Ethics for the 21st Century – Part 1
Why Do We Need Ethics?
You have no need of ethics if you are living alone in the wilderness. The animals there will not heed anything you say, and the trees will not mind anything you do. As soon as you enter into the company of other human beings, however, ethics are required to help us determine the difference between right and wrong, often under the most demanding and complex of circumstances. Ethics become the means by which we can explain and predict the behavior of our leaders and those who follow them. It is ethics that enable us to make the difficult decisions that we hope will lead us to the outcomes we desire.
Today, the modernist worldview with its utilitarian focus on reality, knowledge, and science dominate our academic, business, and political thought generating a humanistic morality that derives its legitimacy from science, human reasoning and objective evidence.
The Age of Enlightenment, which ushered in the modern era with its ethics of humanistic morality, generated massive (and arguably positive) societal change. However, the problem with science and human reasoning is that they are often contingent on cultural norms, and tend to change with popular opinion.
With the emergence of the postmodernist worldview, the construction of an ethical formula that enables organizations to create a better workplace for both leaders and followers has become even more nebulous. How can there be concepts of right and wrong, good and evil, contained within a system of philosophy that considers the nature of reality as self-defined and self-referential, and questions whether we can know anything with certainty?
Postmodernism may not dominate our social institutions, but its mere existence indicates that there are issues the modern worldview has failed to address. The postmodern worldview argues that all worldviews are fraught with contradictions that inevitably render them meaningless. The danger of the postmodernist worldview is that it reduces the sphere of concern of the decision-maker down to the individual level; it allows only the recognition of the self, or the ego, as the prime consideration. However, postmodernism is also open to a critique that challenges its central premises. The critique becomes apparent with a working knowledge of ethical approaches which can be understood as broadly divided into two categories; behavior-based and virtue ethics.
When faced with a difficult decision, the postmodernist may simply consider taking any action that most benefits him or her. Mere consideration of the self, or egoism, is deemed to be the lowest form of ethical decision making and frequently leads to outcomes that benefit one individual at the expense of another.
To prevent damage to the social fabric that results from egoistic (or immature) decisions, societies develop rules that they expect their members to follow. The deontological adherence of members to the standards or duties imposed by society is considered a marked improvement over mere egoism, yet taken to extremes this form of ethical reasoning may often lead to outcomes that are irrational with and possibly even tragic consequences. Sometimes the right thing to do is to break the rules.
As a counter to deontology, the utilitarian view of ethics places the highest value on ultimate outcomes, rather than codes of conduct. The idea is to do what is best for the greatest number of people.

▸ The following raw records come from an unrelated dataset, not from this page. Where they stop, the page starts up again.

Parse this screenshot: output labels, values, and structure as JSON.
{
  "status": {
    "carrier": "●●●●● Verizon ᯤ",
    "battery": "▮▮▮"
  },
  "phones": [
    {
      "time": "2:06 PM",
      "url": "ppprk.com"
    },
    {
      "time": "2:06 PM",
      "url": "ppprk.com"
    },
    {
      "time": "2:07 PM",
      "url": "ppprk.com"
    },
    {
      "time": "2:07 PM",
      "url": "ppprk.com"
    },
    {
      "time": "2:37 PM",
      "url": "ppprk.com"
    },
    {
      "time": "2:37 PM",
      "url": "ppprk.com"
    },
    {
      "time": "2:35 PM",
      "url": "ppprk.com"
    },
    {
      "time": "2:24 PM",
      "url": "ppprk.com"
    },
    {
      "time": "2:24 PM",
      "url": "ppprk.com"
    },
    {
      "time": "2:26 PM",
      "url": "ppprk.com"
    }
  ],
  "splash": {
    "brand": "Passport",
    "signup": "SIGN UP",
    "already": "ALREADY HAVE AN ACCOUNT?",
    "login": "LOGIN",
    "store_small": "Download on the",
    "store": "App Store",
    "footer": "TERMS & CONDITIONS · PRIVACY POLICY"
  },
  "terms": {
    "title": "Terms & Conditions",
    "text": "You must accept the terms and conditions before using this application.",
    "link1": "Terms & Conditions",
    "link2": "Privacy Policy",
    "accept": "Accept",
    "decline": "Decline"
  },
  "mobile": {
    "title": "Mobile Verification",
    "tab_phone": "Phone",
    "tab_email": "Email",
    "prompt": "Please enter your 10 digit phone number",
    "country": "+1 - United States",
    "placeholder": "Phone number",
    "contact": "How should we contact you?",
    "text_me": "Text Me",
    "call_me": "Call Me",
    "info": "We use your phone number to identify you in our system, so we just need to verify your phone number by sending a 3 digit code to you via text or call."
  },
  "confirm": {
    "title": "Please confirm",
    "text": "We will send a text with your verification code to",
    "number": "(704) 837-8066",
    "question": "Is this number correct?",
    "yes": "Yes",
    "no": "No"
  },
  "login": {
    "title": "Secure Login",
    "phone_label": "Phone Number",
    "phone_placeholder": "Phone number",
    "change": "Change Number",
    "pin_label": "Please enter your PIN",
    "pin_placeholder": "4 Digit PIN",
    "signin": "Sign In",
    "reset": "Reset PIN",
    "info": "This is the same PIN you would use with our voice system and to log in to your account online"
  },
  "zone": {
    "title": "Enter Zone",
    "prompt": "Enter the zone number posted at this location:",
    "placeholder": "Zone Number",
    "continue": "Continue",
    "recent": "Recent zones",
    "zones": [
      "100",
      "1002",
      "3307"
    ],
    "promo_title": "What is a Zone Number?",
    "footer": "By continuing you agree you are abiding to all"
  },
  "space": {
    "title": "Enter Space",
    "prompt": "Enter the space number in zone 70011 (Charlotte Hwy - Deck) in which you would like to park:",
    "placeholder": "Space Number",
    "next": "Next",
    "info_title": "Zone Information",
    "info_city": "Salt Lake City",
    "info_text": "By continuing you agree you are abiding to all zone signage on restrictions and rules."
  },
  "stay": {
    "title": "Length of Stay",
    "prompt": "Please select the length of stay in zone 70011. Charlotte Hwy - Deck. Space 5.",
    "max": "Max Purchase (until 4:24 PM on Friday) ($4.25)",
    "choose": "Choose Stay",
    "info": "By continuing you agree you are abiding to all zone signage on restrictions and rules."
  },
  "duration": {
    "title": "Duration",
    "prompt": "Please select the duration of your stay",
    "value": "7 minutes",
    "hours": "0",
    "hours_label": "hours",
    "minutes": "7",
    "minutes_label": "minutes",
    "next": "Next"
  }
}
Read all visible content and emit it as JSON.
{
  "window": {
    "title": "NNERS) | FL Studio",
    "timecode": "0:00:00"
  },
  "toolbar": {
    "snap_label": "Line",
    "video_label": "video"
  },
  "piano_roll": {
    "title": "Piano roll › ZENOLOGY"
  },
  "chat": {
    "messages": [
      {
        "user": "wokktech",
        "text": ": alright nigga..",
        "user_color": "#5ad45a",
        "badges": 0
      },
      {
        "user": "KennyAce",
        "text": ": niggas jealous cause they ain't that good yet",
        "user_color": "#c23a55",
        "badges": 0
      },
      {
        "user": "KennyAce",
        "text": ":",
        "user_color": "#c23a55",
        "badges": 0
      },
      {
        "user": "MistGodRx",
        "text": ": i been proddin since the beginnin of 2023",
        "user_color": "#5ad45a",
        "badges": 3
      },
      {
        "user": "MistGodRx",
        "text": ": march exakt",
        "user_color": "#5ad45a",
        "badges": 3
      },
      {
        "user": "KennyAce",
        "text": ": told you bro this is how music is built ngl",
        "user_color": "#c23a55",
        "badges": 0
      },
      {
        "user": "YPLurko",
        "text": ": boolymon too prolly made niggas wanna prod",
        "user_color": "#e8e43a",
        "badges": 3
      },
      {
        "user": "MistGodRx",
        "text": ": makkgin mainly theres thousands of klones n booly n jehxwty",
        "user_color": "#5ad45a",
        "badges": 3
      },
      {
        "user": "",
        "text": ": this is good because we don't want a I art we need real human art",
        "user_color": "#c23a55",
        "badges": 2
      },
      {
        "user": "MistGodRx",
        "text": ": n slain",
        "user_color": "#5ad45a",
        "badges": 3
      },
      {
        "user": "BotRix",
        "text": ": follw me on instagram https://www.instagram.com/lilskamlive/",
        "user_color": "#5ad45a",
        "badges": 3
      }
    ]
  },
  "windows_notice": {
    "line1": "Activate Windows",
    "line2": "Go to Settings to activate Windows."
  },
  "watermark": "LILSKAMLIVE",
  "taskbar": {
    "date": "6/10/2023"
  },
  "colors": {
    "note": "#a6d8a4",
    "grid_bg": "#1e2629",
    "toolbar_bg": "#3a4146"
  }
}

The danger from this approach is that atrocities may be committed and even justified in the often unrestrained effort to achieve the greatest good; especially considering that the people who make the determination are nearly always in the groups that benefit the most.
Each of these behavior-based approaches to ethics, with their focus on self, rules or outcomes, ultimately fails if followed to their logical limits; and those individuals who practice any of them in exclusion of other forms of ethical reasoning can be considered morally impoverished.
Virtue ethics addresses this problem through the development of a moral character.
The western tradition of virtue ethics derives from concepts of ancient Greek philosophy including arête (excellence or virtue), phronesis (practical or moral wisdom), and eudaimonia (flourishing). A virtue is considered to be a trait of an individual's character, lying deeper than the level of shifting social values and organizational norms. Virtue ethics frees the individual from both the dogged obedience to a set of (often arbitrary) rules because virtuous decisions emerge from within a person, and the behaviors and actions that follow are a consequence of who that person is. Virtue ethics also mitigates the potential for atrocities committed in the name of finding the “common good” because both the outcomes and the means to reach them are considered to be important.
It would appear that virtue ethics ought to play the central role in 21st Century organizations, but even here there are fundamental inconsistencies that will make a virtuous system unworkable. The problem is that virtues themselves are culturally relative. Throughout the centuries, philosophers around the world have debated what constitutes a virtue in all manner of areas of human activity; from slavery to killing, to the role of women in society and a countless myriad of other topics, there has been no successful attempt to define virtues that have universal applicability. Indeed, despite the long history of consideration of virtue ethics, in the modern era virtue ethics have been subsumed by deontological and utilitarian ethics; and so we return to our original start point; and in fact have reinforced the postmodernist worldview that we cannot know anything with certainty.